My machine didn't beep--call it peer pressure! But my vote counted! I don't know whether to be excited that we live in a country where people can vote regardless of their level of education, ownership of property, amount of income, etc., or to be disappointed that we (myself included) take that right for granted by voting ignorantly--if at all.

I always qualify my patriotism with the following caveat: I'm a Christian first, and an American second; a citizen of the Kingdom of Christ/Heaven/God first, and a citizen of America second. I'm committed to the American project and to the ideals of freedom, liberty, and justice, but if my allegiance to one conflicts with the other, the one with eternal implications and foundational motivations always wins out (or it should). Not to mention (although, I'll mention it),
that Jesus is way cooler and more respectable than any of our founding fathers. How sad it would be if we approached our heavenly citizenship like we do our American citizenship--with an aimless, uninformed, and thoughtless facade of responsibility and contribution; and that only every four years or so. Then again, for others, considering how passionate some people are about politics, how great would that be (to approach their faith like their politics)?

Fortunately, as Christians, we're not asked to vote on what it means to be a disciple of Jesus and a member of his kingdom.
We're not asked to elect a representative who stands in for us, deciding how the kingdom should be run, or an executive who vetos those decisions or carries out their directives, or judges who interpret them. We're only asked to pick up our cross daily and, come what may, follow the prophet, priest, and king (judge, representative, and executive), who has been appointed for life and leads by example--Jesus. I know such a statement sounds like blind allegiance, but it has more to do with pragmatism--we'd mess the whole thing up pretty quickly. Christian discipleship from a human (religious) perspective is pretty messy as it is. There are almost as many ideas in print about what it means to be a "true" disciple of Jesus as there are Christians who think they have something original to say about it--and there are a lot of us. The truth is, we might have our own ideas about what it means to pick up our cross and follow Jesus, but there's only one Jesus, and we don't get to vote on who he is.

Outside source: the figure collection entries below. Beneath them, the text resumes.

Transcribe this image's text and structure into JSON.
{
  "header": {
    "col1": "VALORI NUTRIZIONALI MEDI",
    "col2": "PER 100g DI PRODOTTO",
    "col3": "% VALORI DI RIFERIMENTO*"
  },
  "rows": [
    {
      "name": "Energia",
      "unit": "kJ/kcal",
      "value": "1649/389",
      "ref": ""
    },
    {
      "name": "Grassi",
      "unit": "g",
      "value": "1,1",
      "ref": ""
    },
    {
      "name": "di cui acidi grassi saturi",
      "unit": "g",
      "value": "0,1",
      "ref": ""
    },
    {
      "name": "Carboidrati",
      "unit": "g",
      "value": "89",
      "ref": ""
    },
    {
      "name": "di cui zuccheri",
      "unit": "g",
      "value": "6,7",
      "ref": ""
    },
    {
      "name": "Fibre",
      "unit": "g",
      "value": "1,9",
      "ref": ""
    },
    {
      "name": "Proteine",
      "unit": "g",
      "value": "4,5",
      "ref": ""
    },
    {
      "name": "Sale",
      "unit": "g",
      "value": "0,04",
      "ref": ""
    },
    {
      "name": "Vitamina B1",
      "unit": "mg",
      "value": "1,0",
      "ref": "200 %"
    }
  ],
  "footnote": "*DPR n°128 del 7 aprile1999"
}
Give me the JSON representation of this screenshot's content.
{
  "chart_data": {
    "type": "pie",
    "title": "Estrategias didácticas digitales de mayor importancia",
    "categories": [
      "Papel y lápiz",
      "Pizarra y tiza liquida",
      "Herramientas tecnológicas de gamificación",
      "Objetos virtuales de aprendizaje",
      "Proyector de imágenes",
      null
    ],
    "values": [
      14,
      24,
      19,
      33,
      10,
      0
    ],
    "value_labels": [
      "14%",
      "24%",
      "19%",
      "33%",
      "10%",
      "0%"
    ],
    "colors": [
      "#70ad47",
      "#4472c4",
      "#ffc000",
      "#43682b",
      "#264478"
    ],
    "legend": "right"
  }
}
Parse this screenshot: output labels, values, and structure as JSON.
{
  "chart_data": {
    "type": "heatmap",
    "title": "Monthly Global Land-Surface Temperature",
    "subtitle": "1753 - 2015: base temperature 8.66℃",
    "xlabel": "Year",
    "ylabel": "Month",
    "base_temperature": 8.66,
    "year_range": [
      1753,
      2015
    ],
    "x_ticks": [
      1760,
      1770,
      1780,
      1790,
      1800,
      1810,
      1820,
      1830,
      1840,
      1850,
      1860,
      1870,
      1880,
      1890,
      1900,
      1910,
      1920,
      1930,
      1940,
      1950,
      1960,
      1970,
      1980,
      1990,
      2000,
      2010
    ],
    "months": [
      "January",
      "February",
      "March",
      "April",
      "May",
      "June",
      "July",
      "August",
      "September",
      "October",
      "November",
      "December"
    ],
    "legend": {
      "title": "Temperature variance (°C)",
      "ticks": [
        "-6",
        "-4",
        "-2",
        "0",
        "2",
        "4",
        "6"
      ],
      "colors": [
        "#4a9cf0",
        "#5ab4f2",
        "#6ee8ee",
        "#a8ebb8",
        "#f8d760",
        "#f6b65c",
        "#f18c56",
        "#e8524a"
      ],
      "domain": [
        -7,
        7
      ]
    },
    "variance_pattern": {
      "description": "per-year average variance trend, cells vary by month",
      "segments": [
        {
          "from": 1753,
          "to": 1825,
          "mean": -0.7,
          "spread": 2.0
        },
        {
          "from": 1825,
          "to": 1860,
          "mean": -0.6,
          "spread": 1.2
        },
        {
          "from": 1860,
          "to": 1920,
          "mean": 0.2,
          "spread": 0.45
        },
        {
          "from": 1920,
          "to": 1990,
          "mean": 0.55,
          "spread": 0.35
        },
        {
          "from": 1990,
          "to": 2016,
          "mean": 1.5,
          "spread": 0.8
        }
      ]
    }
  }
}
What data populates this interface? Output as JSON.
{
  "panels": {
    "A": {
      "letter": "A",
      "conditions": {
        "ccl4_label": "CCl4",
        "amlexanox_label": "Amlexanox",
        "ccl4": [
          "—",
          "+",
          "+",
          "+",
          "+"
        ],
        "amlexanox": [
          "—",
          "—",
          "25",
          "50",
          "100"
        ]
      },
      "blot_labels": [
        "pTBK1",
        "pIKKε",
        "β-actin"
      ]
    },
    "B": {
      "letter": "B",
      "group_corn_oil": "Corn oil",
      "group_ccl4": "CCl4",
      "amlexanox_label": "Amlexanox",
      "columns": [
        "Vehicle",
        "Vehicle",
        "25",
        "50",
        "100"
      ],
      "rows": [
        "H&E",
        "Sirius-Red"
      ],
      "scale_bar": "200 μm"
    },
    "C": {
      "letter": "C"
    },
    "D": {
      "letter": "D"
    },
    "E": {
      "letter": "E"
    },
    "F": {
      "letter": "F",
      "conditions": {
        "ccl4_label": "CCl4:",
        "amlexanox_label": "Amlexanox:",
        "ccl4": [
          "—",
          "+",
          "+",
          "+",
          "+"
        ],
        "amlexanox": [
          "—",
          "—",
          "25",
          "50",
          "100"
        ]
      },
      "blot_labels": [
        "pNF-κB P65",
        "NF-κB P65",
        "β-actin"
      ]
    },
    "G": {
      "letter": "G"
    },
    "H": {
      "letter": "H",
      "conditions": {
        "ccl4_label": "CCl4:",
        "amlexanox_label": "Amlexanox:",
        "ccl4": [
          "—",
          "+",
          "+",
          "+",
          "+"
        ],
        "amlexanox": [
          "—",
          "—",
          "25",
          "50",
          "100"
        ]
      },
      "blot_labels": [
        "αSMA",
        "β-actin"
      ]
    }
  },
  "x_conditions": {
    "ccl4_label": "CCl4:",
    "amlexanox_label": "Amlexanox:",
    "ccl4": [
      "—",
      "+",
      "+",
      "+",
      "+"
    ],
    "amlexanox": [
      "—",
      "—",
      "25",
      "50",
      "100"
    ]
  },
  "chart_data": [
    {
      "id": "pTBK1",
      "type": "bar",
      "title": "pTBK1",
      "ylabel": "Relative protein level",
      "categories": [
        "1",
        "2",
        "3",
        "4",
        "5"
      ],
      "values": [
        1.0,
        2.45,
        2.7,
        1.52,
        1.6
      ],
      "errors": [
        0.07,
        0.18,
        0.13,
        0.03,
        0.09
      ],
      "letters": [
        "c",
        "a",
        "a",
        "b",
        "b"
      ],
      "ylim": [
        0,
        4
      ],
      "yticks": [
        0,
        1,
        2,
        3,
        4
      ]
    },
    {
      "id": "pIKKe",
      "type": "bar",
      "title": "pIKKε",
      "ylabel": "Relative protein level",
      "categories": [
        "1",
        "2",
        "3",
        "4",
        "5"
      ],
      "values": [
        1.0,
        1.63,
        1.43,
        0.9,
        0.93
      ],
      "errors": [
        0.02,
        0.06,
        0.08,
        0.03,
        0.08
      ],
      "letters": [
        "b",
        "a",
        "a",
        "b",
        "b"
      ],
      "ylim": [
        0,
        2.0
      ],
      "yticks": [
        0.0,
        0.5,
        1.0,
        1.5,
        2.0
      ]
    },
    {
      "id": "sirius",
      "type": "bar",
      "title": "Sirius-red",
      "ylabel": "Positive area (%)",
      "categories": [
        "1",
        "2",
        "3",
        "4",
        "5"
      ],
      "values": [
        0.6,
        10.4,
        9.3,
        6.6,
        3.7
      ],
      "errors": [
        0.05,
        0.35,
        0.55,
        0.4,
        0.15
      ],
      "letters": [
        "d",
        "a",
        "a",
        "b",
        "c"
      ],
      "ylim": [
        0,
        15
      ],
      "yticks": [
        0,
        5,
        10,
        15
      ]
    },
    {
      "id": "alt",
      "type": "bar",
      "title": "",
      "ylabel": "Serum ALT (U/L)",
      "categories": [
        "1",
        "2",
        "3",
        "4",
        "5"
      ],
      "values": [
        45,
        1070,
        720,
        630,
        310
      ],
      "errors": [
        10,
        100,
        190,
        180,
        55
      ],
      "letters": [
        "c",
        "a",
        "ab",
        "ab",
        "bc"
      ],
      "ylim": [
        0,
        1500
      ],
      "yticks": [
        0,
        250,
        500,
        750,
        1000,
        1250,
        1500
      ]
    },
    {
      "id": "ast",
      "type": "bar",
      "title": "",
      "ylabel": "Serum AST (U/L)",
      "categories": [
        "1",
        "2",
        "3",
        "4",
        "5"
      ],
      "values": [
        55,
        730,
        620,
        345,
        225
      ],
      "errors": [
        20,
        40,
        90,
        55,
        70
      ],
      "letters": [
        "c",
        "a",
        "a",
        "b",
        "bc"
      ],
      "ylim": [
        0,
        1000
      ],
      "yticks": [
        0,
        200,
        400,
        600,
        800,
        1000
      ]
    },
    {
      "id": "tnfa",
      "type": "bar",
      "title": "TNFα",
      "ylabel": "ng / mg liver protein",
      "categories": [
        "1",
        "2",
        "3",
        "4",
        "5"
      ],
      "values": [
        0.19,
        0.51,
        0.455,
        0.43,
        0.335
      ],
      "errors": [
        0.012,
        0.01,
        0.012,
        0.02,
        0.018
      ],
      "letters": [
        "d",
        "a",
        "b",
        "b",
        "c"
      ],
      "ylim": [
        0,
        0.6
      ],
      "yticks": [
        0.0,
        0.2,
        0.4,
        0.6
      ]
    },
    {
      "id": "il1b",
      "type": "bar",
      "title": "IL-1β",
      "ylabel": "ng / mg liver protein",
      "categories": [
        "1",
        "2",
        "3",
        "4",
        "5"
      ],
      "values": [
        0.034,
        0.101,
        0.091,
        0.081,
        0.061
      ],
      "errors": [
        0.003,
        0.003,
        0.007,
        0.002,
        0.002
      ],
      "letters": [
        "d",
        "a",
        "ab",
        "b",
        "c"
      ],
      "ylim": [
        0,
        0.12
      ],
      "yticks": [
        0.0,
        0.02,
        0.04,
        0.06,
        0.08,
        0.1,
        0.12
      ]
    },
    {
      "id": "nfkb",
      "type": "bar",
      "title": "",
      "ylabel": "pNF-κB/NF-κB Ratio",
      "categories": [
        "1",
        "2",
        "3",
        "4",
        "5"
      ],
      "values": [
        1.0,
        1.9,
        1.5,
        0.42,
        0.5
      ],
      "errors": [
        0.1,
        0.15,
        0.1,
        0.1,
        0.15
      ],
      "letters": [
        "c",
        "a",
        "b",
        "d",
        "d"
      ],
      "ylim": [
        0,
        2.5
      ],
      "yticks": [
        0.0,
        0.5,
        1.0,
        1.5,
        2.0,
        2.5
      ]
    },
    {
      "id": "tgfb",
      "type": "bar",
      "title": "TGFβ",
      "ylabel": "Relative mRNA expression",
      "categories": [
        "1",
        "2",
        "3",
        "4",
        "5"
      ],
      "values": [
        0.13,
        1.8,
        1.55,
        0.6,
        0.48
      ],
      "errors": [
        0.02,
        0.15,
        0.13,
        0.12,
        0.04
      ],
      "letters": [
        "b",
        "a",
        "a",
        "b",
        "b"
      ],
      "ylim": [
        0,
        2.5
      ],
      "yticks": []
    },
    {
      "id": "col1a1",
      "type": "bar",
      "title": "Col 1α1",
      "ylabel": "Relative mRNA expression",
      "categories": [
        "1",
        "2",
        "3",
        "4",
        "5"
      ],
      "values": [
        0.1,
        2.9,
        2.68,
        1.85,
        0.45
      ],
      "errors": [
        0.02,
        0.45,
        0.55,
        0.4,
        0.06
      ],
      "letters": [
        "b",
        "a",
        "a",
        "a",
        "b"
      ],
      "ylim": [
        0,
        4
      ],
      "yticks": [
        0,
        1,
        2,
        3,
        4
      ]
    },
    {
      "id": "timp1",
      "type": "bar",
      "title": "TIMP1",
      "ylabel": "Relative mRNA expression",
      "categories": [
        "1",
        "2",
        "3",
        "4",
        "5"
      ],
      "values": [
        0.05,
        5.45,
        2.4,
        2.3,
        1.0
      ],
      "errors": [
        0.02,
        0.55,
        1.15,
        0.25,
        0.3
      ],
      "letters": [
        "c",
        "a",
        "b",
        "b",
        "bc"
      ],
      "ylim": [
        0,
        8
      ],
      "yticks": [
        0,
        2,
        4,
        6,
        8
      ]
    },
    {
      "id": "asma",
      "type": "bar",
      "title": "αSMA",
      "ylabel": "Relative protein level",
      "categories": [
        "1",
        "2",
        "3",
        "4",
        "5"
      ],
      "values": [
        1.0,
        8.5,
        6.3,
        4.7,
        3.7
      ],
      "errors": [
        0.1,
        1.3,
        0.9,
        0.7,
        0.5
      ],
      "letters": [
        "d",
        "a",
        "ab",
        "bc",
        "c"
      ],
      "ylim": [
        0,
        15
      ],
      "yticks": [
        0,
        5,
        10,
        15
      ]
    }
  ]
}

So, I guess, as an American, my vote counted today; whether it should have or not is another question. But, as a Christian, my vote is irrelevant. What matters, as far as my Christian allegiance is concerned, is my willingness--or lack there of--to freely choose whether I will be a part of Christ's kingdom. It's not a vote, it's a choice--made, not on a first Tuesday in November, but, daily!

A Choice! Do you, my dear listener, know how to express, in a single word anything more magnificent?
--Soren Kierkegaard, Upbuilding Discourse

If anyone would come after me, he must deny himself and take up his cross and follow me.